Docs Still Hold Web at Arm’s Length


 
 
 
 
 
 
 
A new Pew Internet and American Life study published January 15 provides insights into how Americans use the Internet to find health information. Some highlights:

  • 59% of American adults have gone online in the past year to look up health information, representing a continuation of existing trends
  • 70% turned to their doctor the last time they had a serious health issue, and almost all of their conversations were offline
  • 1 in 4 hit a paywall when trying to find health information online
  • Only 3-4% of users have posted reviews of health care services or providers
  • People looking up health information on mobile phones are more likely to be young and of minority ethnicity
  • While people with health insurance are more likely than those without to see a doctor for help, statistically equivalent proportions of the insured and uninsured search for health information online. (Read more of Pew Internet’s Health Online 2013 report.)

It’s refreshing, as other coverage of the report points out, that most physicians no longer assume the worst stereotypes of hypochondriac patients searching online or merely tell patients to stay off the web.

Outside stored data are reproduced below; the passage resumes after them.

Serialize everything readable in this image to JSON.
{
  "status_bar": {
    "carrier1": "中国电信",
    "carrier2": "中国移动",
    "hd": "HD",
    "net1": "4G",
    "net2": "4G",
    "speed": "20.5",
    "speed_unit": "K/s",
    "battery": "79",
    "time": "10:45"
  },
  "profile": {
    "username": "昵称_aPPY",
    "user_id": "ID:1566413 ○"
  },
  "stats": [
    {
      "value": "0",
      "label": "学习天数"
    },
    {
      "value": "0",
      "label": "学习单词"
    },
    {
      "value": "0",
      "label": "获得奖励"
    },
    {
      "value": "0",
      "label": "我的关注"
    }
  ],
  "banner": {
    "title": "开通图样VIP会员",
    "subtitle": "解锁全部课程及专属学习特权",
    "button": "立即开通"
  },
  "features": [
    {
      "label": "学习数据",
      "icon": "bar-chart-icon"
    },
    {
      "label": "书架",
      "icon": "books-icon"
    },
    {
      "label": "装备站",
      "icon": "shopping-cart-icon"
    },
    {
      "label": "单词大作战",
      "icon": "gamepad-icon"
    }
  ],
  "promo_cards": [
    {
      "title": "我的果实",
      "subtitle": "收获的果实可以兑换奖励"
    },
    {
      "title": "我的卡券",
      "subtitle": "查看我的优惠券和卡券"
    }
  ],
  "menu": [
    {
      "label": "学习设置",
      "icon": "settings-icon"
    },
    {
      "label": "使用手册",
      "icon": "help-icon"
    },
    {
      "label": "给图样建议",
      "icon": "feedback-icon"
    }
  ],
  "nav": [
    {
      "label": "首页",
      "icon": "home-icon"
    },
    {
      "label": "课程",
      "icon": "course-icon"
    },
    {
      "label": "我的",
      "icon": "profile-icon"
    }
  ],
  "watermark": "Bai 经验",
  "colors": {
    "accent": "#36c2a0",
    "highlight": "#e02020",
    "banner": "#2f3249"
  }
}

In fact, the tech-savvy physicians in these articles encourage their colleagues to ask patients more about what they’re finding online and point them to reputable sources.

The most remarkable thing I noticed, however–as a soon-to-be M.D. but also as a millennial who takes for granted the scope and reach of the Internet into almost every aspect of my daily life–is that while physicians are becoming decidedly more accepting of patients’ searches for information online, they still seem to hold the web at arm’s length, observing it with increasing interest and even respect, but refraining from direct participation.

We’re running parallel worlds here. Patients search online, patients talk to their doctors offline, and Pew measures and compares how much they do of each. We as providers are missing a huge opportunity to merge these tracks and engage directly with patients online. Instead of referring people to websites, doctors could band together to create the online content that they want patients to see. Better yet, instead of creating additional (albeit more medically trustworthy) static content about symptoms, diagnoses, and treatments, doctors and nurses could port certain aspects of their interactions with patients to the cloud–as almost everyone has done analogously with our real-life friendships on social networking sites–beyond simply filling requests for e-prescriptions and e-confirming appointments. Nothing will replace putting “eyes on the patient”, as we say in medicine, but there’s so much about the web and information technology that we can leverage, not only to help patients find answers, but also to make health care delivery more efficient and less costly.

Here’s a great example: One of the major activities that the report focuses on is online self-diagnosis; according to Pew, over a third of Americans are doing it. Around half of these online diagnosers still go in to see a doctor, and about half of those have their suspected diagnosis confirmed. But let’s take a step back. The implicit intermediate step in a patient’s search for a diagnosis is triage: “Is this something I should be worried or not worried about?” “Is this something I need to see a doctor for, or could I just chat with a nurse?” “Is this something that’s urgent, or can I wait for an appointment?” “What information would be good to bring along if I want to have a productive conversation and maybe save myself a follow-up visit?”

Since the beginning of the doctor’s office, patients have been trying to answer these questions on their own, and of course they don’t always get it right. Every physician has patients who come in unnecessarily for a common cold virus or wait too long for an invasive pneumonia. I’ll call this the “triage gap,” and startups like Sherpaa and Moxe Health who are trying to solve the problem of how to help patients most effectively before they come in to the office or ER are on the right track to save patients, doctors, and the healthcare system as a whole significant amounts of time and money.